Apollinischer vs. faustischer Vermeidungsirrtum @BKasslatter @bertrandterrier

Dieser Film erzählt einen fiktiven Dialog zwischen Platon und Nietzsche, mit welchem dem philosophischen Laien eine Einführung in das Denken der beiden präsentiert wird.

Ein solcher fiktiver Dialog ist zwar ganz hübsch, aber wer sich nicht bloß mit dem Studium philosophischer Schriften befasst, sondern überhaupt die Bereitschaft mitbringt, die Voraussetzungen zu studieren, durch welche Philosophie möglich wird, kann einen solchen Dialog nur mit Skepsis betrachten. Platon und Nietzsche hätten sich nicht viel zu sagen gehabt, sie hätten kaum miteinander reden können, dies nicht aus Gründen beiderseitiger Geringschätzung. Die Voraussetzungen wären nicht zu vermitteln gewesen, die mitbedacht werden müssten, um einander zu verstehen.

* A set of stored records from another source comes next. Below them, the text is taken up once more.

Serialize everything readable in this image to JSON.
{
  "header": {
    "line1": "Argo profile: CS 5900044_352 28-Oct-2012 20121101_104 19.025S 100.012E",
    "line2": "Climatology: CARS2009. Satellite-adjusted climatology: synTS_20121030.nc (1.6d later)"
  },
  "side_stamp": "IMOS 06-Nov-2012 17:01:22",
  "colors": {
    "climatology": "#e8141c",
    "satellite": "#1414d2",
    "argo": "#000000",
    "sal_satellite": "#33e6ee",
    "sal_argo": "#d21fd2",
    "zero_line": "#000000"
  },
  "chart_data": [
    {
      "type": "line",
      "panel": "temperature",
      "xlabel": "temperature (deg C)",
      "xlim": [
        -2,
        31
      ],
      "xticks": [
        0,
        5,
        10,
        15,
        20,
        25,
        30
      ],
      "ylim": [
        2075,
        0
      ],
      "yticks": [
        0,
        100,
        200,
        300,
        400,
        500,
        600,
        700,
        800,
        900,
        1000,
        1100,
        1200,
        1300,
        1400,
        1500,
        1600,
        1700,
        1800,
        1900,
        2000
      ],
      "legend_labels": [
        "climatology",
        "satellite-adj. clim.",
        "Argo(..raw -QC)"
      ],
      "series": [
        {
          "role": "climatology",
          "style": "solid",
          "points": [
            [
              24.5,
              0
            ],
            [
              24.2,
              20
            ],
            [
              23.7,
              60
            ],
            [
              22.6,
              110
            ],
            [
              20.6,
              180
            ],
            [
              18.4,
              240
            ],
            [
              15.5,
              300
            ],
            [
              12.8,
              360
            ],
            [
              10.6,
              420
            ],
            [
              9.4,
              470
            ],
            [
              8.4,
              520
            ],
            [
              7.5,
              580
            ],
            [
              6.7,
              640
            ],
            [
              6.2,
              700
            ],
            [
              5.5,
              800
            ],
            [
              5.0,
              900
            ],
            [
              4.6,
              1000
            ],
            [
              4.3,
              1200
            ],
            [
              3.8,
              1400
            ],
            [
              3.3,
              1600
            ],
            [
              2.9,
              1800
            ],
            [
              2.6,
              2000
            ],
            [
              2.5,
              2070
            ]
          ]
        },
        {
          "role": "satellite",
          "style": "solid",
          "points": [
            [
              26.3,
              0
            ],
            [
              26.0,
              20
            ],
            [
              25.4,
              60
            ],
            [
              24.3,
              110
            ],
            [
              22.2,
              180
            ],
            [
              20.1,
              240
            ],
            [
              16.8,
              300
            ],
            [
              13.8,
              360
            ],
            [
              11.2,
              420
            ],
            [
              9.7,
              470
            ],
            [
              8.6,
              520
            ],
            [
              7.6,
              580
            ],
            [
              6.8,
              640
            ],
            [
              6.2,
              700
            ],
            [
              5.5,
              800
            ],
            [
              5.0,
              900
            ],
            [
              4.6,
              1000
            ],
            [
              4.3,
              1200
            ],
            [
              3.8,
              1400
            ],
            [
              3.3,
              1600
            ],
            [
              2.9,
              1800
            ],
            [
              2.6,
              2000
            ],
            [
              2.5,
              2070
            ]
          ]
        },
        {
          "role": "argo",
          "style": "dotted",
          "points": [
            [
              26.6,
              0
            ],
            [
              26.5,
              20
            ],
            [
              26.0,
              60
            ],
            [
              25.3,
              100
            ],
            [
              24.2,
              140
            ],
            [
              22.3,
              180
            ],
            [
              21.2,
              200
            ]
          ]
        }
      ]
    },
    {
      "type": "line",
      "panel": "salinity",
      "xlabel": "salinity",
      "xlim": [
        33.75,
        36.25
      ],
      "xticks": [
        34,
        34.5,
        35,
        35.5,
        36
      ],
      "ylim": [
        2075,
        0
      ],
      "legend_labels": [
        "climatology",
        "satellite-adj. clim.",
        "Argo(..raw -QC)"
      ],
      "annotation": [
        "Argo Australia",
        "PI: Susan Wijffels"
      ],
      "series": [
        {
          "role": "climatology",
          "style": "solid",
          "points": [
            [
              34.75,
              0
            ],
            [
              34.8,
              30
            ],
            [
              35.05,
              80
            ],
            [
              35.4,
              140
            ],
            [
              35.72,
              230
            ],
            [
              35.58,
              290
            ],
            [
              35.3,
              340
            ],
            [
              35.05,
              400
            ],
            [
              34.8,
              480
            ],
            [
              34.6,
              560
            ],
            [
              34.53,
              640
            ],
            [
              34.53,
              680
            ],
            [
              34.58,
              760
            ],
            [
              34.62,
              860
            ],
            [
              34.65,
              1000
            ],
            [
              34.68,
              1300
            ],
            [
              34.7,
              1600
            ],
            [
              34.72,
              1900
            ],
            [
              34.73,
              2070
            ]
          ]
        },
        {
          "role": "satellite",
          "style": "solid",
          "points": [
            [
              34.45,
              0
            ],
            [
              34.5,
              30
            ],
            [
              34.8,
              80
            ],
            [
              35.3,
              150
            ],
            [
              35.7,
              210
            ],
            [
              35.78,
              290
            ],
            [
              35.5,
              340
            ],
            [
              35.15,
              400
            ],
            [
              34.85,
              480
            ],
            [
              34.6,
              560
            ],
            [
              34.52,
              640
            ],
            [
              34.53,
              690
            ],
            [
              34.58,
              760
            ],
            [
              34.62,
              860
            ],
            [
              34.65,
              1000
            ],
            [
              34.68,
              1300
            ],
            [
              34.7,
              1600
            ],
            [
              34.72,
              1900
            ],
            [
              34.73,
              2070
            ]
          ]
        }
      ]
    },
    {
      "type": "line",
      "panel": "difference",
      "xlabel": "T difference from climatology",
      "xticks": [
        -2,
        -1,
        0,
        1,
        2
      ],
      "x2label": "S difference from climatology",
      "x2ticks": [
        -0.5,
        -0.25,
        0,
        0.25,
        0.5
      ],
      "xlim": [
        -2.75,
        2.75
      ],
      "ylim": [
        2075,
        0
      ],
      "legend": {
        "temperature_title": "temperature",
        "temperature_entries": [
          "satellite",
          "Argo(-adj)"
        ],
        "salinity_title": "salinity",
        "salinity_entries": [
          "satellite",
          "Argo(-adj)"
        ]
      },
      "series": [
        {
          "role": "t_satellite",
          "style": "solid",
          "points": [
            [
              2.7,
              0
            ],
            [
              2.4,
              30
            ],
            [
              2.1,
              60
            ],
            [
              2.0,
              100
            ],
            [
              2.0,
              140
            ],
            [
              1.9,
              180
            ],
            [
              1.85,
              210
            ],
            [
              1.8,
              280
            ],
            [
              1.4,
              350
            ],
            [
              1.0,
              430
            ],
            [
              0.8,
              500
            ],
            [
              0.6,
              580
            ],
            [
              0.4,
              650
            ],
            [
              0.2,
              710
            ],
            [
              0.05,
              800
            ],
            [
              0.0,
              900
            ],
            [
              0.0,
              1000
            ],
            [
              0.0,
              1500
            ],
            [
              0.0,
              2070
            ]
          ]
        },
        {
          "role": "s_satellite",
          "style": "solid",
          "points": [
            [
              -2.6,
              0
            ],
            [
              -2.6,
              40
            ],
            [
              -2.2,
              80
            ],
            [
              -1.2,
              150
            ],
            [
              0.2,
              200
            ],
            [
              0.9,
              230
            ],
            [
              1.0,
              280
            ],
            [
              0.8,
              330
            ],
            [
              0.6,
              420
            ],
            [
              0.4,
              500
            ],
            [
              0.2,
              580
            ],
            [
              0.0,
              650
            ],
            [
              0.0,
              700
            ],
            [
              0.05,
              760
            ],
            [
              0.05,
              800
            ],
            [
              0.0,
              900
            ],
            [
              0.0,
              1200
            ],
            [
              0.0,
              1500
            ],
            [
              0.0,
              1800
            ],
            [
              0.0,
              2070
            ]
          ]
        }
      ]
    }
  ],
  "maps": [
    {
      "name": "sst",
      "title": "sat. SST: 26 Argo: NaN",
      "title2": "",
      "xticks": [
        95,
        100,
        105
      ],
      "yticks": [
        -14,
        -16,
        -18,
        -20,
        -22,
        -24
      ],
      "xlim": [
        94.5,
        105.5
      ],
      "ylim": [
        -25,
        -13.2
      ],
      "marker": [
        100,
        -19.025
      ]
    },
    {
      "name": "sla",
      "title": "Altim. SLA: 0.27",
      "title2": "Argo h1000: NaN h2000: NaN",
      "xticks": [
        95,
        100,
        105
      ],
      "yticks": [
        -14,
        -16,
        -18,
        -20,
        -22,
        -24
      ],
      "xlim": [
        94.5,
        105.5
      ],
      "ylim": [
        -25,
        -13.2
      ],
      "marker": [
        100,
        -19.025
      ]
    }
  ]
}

Die Unterschiede der Philosophien sind nämlich nicht zuerst philosophischer Natur. Es gibt keine Philosophie, die für beide nur eine verschiedene wäre, die also nur Meinung und Gegenmeinung ermöglichte. Philosophie war für Platon etwas ganz anderes als für Nietzsche, weil die Gesellschaft eine ganz andere war, die ganz andere zivilisatorische Problemkonstellationen zu bewältigen hatte.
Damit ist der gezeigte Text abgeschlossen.